Zar welcomes the focus on health equity: “Globally, we need to advocate for access and affordability,” she says.
In a commentary published earlier this year, Zar and Cunningham called for a concerted global initiative to fund and deliver RSV preventative treatments to all infants everywhere, particularly in underserved regions, where rates of RSV-related illness and death are greatest12. “It’s absolutely a key issue now to get these products out to low- and middle-income country settings,” Zar says. “This is where children are dying from RSV.”
As with most medical interventions, however, the first beneficiaries of nirsevimab will invariably be in wealthier parts of the world — that is, children such as Oliver.
Two years ago, when the now-toddler was just four months old, he attended his first Thanksgiving dinner, at which family members who later tested positive for RSV coddled him in their arms. However, Oliver never contracted the virus — and he might have nirsevimab to thank for that.

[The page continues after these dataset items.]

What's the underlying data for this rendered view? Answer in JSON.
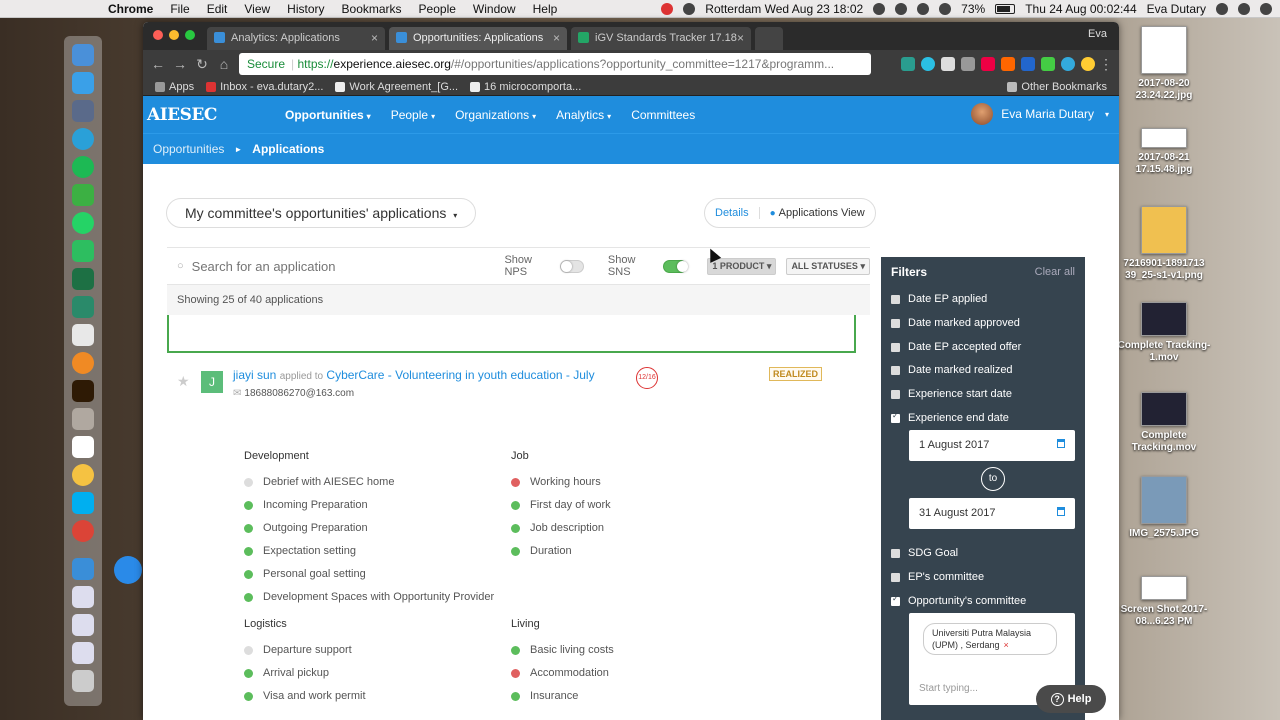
{
  "menubar": {
    "app": "Chrome",
    "items": [
      "File",
      "Edit",
      "View",
      "History",
      "Bookmarks",
      "People",
      "Window",
      "Help"
    ],
    "location": "Rotterdam Wed Aug 23 18:02",
    "battery": "73%",
    "datetime": "Thu 24 Aug  00:02:44",
    "user": "Eva Dutary"
  },
  "browser": {
    "tabs": [
      {
        "label": "Analytics: Applications",
        "close": "×"
      },
      {
        "label": "Opportunities: Applications",
        "close": "×"
      },
      {
        "label": "iGV Standards Tracker 17.18",
        "close": "×"
      }
    ],
    "profile": "Eva",
    "secure_label": "Secure",
    "url_prefix": "https://",
    "url_host": "experience.aiesec.org",
    "url_rest": "/#/opportunities/applications?opportunity_committee=1217&programm...",
    "bookmarks": [
      "Apps",
      "Inbox - eva.dutary2...",
      "Work Agreement_[G...",
      "16 microcomporta..."
    ],
    "other_bookmarks": "Other Bookmarks"
  },
  "header": {
    "logo": "AIESEC",
    "nav": [
      {
        "label": "Opportunities",
        "caret": "▾"
      },
      {
        "label": "People",
        "caret": "▾"
      },
      {
        "label": "Organizations",
        "caret": "▾"
      },
      {
        "label": "Analytics",
        "caret": "▾"
      },
      {
        "label": "Committees",
        "caret": ""
      }
    ],
    "user_name": "Eva Maria Dutary",
    "user_caret": "▾"
  },
  "breadcrumb": {
    "parent": "Opportunities",
    "sep": "►",
    "current": "Applications"
  },
  "page": {
    "scope_select": "My committee's opportunities' applications",
    "scope_caret": "▾",
    "view_details": "Details",
    "view_applications": "Applications View",
    "search_placeholder": "Search for an application",
    "show_nps": "Show NPS",
    "show_nps_on": false,
    "show_sns": "Show SNS",
    "show_sns_on": true,
    "product_btn": "1 PRODUCT ▾",
    "status_btn": "ALL STATUSES ▾",
    "showing": "Showing 25 of 40 applications"
  },
  "application": {
    "initial": "J",
    "name": "jiayi sun",
    "applied_to": "applied to",
    "opportunity": "CyberCare - Volunteering in youth education - July",
    "email": "18688086270@163.com",
    "count": "12/16",
    "status": "REALIZED",
    "sections": [
      {
        "title": "Development",
        "items": [
          {
            "label": "Debrief with AIESEC home",
            "state": "none"
          },
          {
            "label": "Incoming Preparation",
            "state": "ok"
          },
          {
            "label": "Outgoing Preparation",
            "state": "ok"
          },
          {
            "label": "Expectation setting",
            "state": "ok"
          },
          {
            "label": "Personal goal setting",
            "state": "ok"
          },
          {
            "label": "Development Spaces with Opportunity Provider",
            "state": "ok"
          }
        ]
      },
      {
        "title": "Job",
        "items": [
          {
            "label": "Working hours",
            "state": "bad"
          },
          {
            "label": "First day of work",
            "state": "ok"
          },
          {
            "label": "Job description",
            "state": "ok"
          },
          {
            "label": "Duration",
            "state": "ok"
          }
        ]
      },
      {
        "title": "Logistics",
        "items": [
          {
            "label": "Departure support",
            "state": "none"
          },
          {
            "label": "Arrival pickup",
            "state": "ok"
          },
          {
            "label": "Visa and work permit",
            "state": "ok"
          }
        ]
      },
      {
        "title": "Living",
        "items": [
          {
            "label": "Basic living costs",
            "state": "ok"
          },
          {
            "label": "Accommodation",
            "state": "bad"
          },
          {
            "label": "Insurance",
            "state": "ok"
          }
        ]
      }
    ]
  },
  "filters": {
    "title": "Filters",
    "clear_all": "Clear all",
    "items": [
      {
        "label": "Date EP applied",
        "checked": false
      },
      {
        "label": "Date marked approved",
        "checked": false
      },
      {
        "label": "Date EP accepted offer",
        "checked": false
      },
      {
        "label": "Date marked realized",
        "checked": false
      },
      {
        "label": "Experience start date",
        "checked": false
      },
      {
        "label": "Experience end date",
        "checked": true
      },
      {
        "label": "SDG Goal",
        "checked": false
      },
      {
        "label": "EP's committee",
        "checked": false
      },
      {
        "label": "Opportunity's committee",
        "checked": true
      }
    ],
    "date_from": "1 August 2017",
    "date_to_label": "to",
    "date_to": "31 August 2017",
    "committee_tag": "Universiti Putra Malaysia (UPM) , Serdang",
    "tag_remove": "×",
    "typing_placeholder": "Start typing...",
    "help": "Help",
    "help_glyph": "?"
  },
  "desktop": {
    "files": [
      "2017-08-20 23.24.22.jpg",
      "2017-08-21 17.15.48.jpg",
      "7216901-1891713 39_25-s1-v1.png",
      "Complete Tracking-1.mov",
      "Complete Tracking.mov",
      "IMG_2575.JPG",
      "Screen Shot 2017-08...6.23 PM"
    ]
  },
  "colors": {
    "brand": "#1f8ddd",
    "ok": "#5cbd5c",
    "bad": "#e06060",
    "realized": "#c08a1f",
    "filters_bg": "#36444f"
  }
}
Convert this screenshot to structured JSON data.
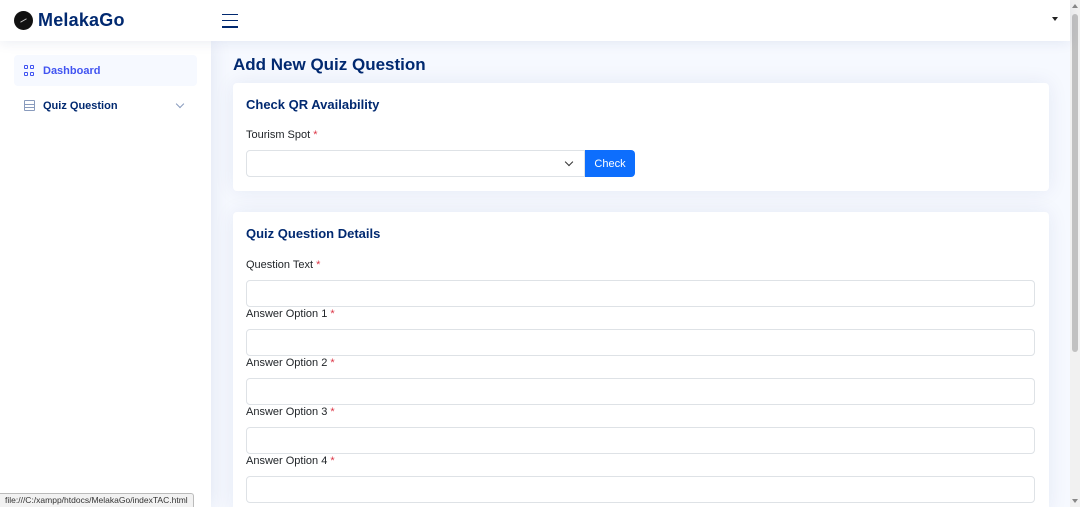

Although his parents do not yet know whether Oliver got a placebo injection or the active drug, one thing they can be sure of is that his participation in the nirsevimab trial helped to usher in the antibody’s approval. “I’m just proud and excited that we could be part of that in a very small way,” says his mother, Hillary DeLong.
Now, as the next RSV season approaches, millions more families can safely gather together, with the knowledge that these virus-thwarting antibody drugs will help to ensure joyful and worry-free celebrations during the holiday season and beyond.